Translate

12 Ağustos 2010 Perşembe

ah neşem yeter!

tıbbın önünde oturup beyaz önlüklü insanları izleyip, teomanın doktor şarkısını bağıra çağıra söyleyip yanlızlığın dibine vursamda sevildiğimi biliyorum :)
tanrı güzel gülmemi sağlayacak güzel insanlar çıkarmaya devam etsin karşıma ve pia...

9 Ağustos 2010 Pazartesi

yalan mı?

hani küçükken herkes seni seviyor zannedersin. sonra ergenlik çağına girince insanların seni kafanda büyüttüğün kadar da sevmediğini görürsün. sonra birden pat! derin bir bunalıma girersin. fuck of!, hate, kan, öfke ve kin kelimeleri ayrı bir cazibeli gelir sana ve bilindik ''kimse beni anlamıyor çok yanlızım'' tripleri.

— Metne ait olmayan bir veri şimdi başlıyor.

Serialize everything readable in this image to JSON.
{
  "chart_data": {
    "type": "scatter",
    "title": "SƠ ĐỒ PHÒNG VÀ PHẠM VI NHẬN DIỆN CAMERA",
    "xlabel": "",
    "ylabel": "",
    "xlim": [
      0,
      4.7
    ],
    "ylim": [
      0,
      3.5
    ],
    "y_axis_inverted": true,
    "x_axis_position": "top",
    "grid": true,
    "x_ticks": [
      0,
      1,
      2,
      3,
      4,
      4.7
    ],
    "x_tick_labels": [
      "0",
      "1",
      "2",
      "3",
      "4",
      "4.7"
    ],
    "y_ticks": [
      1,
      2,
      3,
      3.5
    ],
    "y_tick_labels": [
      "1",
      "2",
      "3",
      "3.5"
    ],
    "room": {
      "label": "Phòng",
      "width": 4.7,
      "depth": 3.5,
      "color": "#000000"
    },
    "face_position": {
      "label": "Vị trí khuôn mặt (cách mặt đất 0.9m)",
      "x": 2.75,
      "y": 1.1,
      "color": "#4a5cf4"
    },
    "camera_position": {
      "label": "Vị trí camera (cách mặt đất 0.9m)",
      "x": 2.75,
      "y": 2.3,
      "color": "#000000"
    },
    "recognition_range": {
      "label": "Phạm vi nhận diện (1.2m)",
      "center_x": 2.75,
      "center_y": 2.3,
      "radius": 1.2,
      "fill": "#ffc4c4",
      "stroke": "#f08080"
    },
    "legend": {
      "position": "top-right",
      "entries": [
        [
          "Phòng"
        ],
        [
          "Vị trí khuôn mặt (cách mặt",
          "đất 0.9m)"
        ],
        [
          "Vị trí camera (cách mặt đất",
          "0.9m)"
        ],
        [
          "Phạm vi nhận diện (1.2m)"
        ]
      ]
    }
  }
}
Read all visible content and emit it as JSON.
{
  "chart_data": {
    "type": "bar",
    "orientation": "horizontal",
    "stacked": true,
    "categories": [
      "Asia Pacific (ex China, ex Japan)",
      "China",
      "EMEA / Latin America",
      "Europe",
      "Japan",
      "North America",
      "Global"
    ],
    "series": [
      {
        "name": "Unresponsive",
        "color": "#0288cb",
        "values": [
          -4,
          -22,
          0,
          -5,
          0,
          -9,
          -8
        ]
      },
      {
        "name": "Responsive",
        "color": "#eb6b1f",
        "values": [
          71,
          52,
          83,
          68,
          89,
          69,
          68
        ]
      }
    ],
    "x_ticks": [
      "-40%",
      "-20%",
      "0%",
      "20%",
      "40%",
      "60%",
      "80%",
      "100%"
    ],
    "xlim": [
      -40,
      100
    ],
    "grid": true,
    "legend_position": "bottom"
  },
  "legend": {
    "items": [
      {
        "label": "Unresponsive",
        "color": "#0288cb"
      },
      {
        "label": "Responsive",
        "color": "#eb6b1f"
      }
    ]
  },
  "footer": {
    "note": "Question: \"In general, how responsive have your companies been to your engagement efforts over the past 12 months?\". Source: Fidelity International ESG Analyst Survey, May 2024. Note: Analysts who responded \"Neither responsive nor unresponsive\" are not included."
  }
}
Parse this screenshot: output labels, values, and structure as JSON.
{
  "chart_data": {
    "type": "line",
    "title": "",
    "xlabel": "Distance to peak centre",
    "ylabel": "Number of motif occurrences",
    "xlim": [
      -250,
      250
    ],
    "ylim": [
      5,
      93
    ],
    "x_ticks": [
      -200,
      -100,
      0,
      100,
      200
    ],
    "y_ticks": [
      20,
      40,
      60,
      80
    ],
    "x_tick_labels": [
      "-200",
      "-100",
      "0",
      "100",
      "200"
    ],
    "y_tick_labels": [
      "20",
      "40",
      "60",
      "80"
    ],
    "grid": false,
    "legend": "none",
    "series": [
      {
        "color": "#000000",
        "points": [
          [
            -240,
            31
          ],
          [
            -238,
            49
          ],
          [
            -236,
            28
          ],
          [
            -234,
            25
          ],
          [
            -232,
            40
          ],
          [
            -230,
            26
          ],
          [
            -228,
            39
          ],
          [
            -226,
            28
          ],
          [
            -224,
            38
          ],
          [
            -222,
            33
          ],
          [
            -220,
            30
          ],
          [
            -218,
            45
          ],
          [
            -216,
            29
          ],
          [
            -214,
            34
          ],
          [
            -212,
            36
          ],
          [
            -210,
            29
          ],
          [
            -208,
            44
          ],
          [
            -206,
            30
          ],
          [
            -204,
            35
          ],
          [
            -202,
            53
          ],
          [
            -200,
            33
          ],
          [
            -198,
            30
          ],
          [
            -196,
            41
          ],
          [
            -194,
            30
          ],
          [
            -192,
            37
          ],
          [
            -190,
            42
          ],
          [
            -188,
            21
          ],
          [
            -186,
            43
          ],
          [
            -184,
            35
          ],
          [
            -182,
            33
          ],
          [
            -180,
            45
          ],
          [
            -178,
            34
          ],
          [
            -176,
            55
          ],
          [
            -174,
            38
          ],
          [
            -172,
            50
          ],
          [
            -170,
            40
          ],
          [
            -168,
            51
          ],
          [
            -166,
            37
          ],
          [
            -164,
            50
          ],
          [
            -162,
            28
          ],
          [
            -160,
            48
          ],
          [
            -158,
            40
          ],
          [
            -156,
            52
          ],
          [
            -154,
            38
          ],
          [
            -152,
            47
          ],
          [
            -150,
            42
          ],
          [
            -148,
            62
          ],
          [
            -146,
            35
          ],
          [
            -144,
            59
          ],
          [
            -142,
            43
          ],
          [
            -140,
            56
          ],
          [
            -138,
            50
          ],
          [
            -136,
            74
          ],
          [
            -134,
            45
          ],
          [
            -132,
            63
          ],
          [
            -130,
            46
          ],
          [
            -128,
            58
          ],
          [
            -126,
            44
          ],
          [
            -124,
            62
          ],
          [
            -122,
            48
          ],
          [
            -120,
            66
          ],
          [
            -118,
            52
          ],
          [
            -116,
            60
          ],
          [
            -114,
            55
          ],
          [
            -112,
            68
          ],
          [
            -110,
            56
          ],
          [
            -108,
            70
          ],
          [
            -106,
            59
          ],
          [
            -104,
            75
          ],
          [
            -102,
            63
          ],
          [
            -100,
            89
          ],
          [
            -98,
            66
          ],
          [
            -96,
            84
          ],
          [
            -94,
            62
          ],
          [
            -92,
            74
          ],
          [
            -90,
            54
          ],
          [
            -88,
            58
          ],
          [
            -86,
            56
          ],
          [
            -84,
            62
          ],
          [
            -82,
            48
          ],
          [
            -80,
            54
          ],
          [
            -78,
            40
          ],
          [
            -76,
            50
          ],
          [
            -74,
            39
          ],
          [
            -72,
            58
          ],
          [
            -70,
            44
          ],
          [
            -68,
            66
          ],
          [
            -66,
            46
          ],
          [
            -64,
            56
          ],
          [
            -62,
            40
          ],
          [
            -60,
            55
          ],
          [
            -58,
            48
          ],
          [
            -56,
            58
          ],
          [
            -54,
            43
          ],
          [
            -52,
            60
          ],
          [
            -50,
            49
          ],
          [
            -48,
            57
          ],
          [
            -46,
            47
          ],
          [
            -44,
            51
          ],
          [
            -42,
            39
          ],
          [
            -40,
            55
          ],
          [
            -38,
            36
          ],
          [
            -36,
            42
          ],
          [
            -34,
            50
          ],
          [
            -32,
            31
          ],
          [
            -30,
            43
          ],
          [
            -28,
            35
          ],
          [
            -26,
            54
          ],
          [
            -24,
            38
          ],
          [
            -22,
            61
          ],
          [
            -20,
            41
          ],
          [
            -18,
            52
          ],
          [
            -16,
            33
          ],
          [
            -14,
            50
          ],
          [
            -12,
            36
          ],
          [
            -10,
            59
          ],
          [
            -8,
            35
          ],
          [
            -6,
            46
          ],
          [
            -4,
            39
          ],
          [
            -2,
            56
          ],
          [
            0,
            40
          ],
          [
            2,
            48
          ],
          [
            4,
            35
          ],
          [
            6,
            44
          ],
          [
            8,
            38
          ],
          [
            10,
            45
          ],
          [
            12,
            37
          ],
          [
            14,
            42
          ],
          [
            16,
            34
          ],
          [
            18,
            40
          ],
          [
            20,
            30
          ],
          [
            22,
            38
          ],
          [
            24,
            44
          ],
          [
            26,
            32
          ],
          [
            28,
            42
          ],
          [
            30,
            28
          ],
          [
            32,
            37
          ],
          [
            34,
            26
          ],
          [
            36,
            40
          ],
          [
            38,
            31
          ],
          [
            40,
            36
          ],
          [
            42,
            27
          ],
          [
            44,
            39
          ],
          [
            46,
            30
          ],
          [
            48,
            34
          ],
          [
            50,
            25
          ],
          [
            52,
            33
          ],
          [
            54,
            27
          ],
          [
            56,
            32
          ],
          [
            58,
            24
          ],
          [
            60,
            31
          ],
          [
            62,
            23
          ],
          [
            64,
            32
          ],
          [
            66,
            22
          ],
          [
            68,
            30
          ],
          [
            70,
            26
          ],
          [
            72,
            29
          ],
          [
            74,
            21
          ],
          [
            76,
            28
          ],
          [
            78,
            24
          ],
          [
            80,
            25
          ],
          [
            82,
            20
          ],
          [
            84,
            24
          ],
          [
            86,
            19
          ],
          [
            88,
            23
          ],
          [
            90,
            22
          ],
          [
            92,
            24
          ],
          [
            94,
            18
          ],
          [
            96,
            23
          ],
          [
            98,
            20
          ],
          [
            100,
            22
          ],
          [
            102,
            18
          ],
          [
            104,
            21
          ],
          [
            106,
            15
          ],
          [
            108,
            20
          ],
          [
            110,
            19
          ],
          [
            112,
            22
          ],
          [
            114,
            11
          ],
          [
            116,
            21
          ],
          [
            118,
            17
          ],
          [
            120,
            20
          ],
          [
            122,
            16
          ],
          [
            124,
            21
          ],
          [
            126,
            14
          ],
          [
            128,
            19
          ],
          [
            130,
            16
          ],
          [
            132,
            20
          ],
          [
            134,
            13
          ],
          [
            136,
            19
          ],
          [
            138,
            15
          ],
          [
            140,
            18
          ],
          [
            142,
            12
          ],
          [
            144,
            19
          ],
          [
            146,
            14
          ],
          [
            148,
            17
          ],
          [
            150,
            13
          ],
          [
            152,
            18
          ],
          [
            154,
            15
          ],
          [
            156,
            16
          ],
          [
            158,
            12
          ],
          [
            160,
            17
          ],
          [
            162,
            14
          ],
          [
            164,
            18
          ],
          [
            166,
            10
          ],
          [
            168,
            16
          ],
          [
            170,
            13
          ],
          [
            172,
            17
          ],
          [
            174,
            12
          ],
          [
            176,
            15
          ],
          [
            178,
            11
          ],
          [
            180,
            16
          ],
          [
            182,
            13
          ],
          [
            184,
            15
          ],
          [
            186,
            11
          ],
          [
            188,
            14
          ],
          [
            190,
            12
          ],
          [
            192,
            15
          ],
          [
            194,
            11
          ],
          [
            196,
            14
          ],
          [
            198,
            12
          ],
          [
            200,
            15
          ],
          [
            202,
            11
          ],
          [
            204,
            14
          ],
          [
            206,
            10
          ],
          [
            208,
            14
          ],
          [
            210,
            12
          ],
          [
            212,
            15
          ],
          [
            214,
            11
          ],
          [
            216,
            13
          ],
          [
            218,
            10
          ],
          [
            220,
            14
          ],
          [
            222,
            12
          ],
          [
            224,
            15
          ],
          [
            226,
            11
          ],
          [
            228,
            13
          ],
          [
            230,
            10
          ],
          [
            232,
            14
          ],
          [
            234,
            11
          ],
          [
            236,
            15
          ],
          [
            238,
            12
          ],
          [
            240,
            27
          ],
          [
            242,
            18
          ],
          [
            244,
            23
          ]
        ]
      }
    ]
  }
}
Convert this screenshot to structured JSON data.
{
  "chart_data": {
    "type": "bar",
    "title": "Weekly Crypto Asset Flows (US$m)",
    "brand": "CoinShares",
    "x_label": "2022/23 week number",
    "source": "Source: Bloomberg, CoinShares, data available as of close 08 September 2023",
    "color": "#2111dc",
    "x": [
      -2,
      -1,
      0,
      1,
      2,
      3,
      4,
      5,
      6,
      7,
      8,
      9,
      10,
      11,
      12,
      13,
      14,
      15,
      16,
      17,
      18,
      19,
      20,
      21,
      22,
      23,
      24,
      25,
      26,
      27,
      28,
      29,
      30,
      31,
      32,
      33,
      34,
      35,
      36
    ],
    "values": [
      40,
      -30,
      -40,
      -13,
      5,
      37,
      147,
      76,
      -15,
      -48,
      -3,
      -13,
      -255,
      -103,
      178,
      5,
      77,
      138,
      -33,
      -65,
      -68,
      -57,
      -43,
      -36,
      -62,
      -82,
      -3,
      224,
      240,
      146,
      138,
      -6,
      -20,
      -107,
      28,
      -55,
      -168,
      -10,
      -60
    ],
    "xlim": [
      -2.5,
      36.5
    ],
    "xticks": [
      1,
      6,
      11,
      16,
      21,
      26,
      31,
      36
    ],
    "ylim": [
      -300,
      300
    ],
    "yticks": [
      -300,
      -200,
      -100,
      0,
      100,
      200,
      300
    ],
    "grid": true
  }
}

işteeeeeeeeeeee bu bunalımdan sonra hayata nasıl geri döndüğünüz ve insanlıkla nasıl barıştığınız çok önemlidir. o sırada uyguladığın tutunma taktiğin senin hayat yolunu belirliyor ve nasıl başlarsa öyle gidiyor.


HAYAT Kİ İÇİNE BATTIĞIMIZ BİR BOK ÇUKURUDUR ASLINDA

ehe şaka şaka :)

8 Ağustos 2010 Pazar

olmadı baştan...
yok hiç olmadı en baştan...
güzel bir müzik çalsa, tam ritmini bulsa ellerim kelimelerle, kelimeler de zihnimle o zaman güzel bir dans çıkar sanırım ortaya.
yazmak dolaşım sisteminizin düzgün çalıştığının bir göstergesidir. 
önce kararsız kalırsınız varlık ile yokluk arasında. sonra gitmekle kalmak arasında. sonra konuşmakla susmak arasında. sonra bir süre sessizliği seçtikten sonra içeriye bir melodiyle birlikte sıcak birşey akar. öyle bir sıcaklıktır ki o an herşey siyah-beyaz olur ve sonra insanlar, nesneler teker teker rengini bulur. onları teker teker siz boyarsınız. bazen ortaya çıkan manzaraya kahkahalarla gülersiniz ve bazende susup ağlarsınız. işte yazmak o an ortaya çıkan manzaraya vermiş olduğunuz tepkinin bir sonucudur. eğer o an o tepkiyi vermezseniz her yeriniz uyuşmaya başlar.
umarım güzel renklere boyarım dünyayı ve güzel cümleler kurarım mandalina kokusu eşliğinde.